What's the "3, 5, 7" of major car brands?

You forgot:

Nissan, Infiniti (Nissan also has trim levels S, SR, SV, and SL)

For the longest time I erroneously thought Infiniti was Mitsubishi’s luxury brand; I guess it was all the "i"s.

For Jaguar, it goes XE, XF, XJ from bottom to top and they correspond pretty closely to 3, 5, 7 respectively.

For Volvo it used to go S40,S60,S80/90 but nowadays its more xc40,xc60,xc90 as they focus on SUVs.

Dont forget the CX-7, sold from 2006-2012. I would think that a mid-sized crossover would be attractive today, against the new Honda Passport.

There’s also a China only CX-4

https://www.google.com/url?sa=t&source=web&rct=j&url=https://www.forbes.com/sites/davidkiley5/2018/03/13/is-gm-mapping-the-end-of-buick-in-america/amp/&ved=2ahUKEwi3ttTaveLgAhUwh-AKHbOiCO8QFjABegQIBRAB&usg=AOvVaw1xrKEqwCugdgD3idhAItK2&ampcf=1

Sold strictly with the model name, no Buick, which they will begin here as well.

That article actually seems pretty vague " Buick apparently does not put the Buick name on its cars in China either."

Whereas you can look directly at Buick’s site in China

The url, obviously, and site contain the name ‘Buick’ in Latin letters, there’s a picture of a dealership building with the name in Latin letters, the site repeatedly uses the phonetic equivalent in Chinese characters, 别克 (biékè), and the cars shown all have the ‘three shield’ logo.

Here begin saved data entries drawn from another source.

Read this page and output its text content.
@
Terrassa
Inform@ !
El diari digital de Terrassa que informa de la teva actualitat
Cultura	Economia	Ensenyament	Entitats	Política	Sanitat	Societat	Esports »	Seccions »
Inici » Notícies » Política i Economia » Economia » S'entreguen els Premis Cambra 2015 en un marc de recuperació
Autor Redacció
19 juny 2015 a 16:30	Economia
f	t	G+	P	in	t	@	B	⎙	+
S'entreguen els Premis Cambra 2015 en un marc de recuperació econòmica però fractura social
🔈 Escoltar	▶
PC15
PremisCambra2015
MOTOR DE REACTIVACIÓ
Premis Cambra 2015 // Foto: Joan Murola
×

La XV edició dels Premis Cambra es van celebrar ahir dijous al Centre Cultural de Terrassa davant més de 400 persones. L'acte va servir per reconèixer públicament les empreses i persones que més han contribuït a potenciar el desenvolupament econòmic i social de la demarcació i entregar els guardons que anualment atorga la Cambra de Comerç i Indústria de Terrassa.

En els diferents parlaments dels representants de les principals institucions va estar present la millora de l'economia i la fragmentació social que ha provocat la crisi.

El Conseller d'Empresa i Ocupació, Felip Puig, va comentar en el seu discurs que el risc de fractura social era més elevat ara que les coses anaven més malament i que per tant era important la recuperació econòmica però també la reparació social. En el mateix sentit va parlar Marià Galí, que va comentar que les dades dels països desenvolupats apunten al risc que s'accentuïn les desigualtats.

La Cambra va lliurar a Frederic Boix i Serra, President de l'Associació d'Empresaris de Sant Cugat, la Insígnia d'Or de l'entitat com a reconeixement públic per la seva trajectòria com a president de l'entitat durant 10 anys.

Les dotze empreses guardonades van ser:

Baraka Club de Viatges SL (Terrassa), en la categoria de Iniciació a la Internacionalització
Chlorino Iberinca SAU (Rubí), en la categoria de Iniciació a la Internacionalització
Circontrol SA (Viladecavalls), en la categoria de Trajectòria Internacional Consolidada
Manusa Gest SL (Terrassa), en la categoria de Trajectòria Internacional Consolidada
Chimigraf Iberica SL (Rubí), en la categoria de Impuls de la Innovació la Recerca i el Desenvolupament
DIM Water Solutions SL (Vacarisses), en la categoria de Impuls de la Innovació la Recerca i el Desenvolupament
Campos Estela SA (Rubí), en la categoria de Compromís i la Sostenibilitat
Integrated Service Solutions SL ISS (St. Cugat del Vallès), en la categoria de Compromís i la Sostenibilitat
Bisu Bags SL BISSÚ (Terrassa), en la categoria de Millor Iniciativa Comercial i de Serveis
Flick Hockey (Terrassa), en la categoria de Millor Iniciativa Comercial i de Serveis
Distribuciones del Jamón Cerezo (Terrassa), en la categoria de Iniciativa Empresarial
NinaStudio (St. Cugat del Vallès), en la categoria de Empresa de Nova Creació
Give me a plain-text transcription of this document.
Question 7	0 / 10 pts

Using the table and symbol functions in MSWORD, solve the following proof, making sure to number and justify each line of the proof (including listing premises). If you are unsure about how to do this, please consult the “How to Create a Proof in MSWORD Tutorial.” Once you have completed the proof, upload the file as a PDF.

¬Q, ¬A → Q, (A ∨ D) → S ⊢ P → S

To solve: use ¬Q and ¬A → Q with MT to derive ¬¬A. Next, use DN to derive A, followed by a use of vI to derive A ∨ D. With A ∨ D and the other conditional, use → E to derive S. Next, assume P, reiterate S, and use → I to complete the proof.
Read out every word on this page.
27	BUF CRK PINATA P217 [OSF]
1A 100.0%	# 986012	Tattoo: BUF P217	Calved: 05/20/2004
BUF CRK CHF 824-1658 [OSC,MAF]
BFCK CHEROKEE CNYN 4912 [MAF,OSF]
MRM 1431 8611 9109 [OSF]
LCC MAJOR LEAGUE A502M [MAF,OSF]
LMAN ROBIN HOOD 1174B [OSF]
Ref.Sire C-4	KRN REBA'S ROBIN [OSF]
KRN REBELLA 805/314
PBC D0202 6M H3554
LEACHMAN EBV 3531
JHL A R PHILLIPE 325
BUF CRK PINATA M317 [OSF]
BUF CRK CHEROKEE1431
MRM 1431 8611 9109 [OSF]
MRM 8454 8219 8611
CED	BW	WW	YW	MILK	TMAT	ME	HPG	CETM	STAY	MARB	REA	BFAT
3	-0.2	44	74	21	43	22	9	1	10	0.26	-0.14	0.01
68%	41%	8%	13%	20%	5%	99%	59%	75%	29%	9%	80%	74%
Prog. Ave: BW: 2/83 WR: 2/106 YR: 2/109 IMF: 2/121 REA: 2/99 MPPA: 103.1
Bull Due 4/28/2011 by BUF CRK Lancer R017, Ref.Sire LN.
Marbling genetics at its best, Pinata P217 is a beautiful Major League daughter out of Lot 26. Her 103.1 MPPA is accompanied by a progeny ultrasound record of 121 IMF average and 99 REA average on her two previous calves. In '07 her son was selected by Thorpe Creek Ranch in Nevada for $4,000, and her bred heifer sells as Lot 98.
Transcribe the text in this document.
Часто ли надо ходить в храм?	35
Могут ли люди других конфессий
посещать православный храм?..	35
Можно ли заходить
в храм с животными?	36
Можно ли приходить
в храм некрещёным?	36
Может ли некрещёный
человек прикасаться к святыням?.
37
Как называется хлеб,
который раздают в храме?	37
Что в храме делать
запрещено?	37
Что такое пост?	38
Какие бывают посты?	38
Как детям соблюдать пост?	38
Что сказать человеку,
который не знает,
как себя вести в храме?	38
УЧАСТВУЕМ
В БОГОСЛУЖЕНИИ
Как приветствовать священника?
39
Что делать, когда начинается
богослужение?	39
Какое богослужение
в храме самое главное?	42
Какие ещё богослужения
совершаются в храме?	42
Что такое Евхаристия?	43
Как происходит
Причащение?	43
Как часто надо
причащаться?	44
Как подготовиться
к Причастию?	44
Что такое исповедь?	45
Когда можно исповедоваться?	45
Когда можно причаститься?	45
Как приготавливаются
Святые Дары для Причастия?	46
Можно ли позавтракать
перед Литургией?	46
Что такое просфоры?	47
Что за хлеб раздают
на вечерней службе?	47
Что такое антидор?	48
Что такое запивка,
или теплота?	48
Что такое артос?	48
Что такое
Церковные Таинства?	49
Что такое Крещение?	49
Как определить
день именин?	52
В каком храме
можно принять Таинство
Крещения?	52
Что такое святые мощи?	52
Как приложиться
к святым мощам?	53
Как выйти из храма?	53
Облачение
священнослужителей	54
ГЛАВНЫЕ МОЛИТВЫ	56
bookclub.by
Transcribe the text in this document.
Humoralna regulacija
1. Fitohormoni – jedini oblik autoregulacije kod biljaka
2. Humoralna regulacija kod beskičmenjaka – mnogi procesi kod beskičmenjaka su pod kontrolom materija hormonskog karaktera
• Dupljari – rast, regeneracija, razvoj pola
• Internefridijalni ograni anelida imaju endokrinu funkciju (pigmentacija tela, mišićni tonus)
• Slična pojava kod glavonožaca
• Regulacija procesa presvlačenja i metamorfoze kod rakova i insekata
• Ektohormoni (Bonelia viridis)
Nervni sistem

Buick has a distinct brand identity in China dating from even before 1949. I recall a WSJ article in the last several years about that though I can’t recall the exact date. It’s definitely not an unknown brand which was never introduced there.

There might be some shred of truth in the statement by the journalist, like maybe they don’t emphasize ‘Buick’ as much as in the past or in some other particular ad, or the letters ‘Buick’ aren’t on the cars as much or something like that? But it seems at least significantly incorrect or garbled.

If you’re going there, then Biscayne < Bel Air < Impala < Caprice, from '66 to '72.

I’d say the lineup is

Fit
Civic
Accord

That’s not quite accurate, though. You can’t sell it without the Buick name; that’s the brand. I mean, we do the same thing here with well-known brands: You don’t have to qualify “F-150” as “Ford F-150”; everyone knows what it is. Buick models are definitely sold as the Buick brand in China.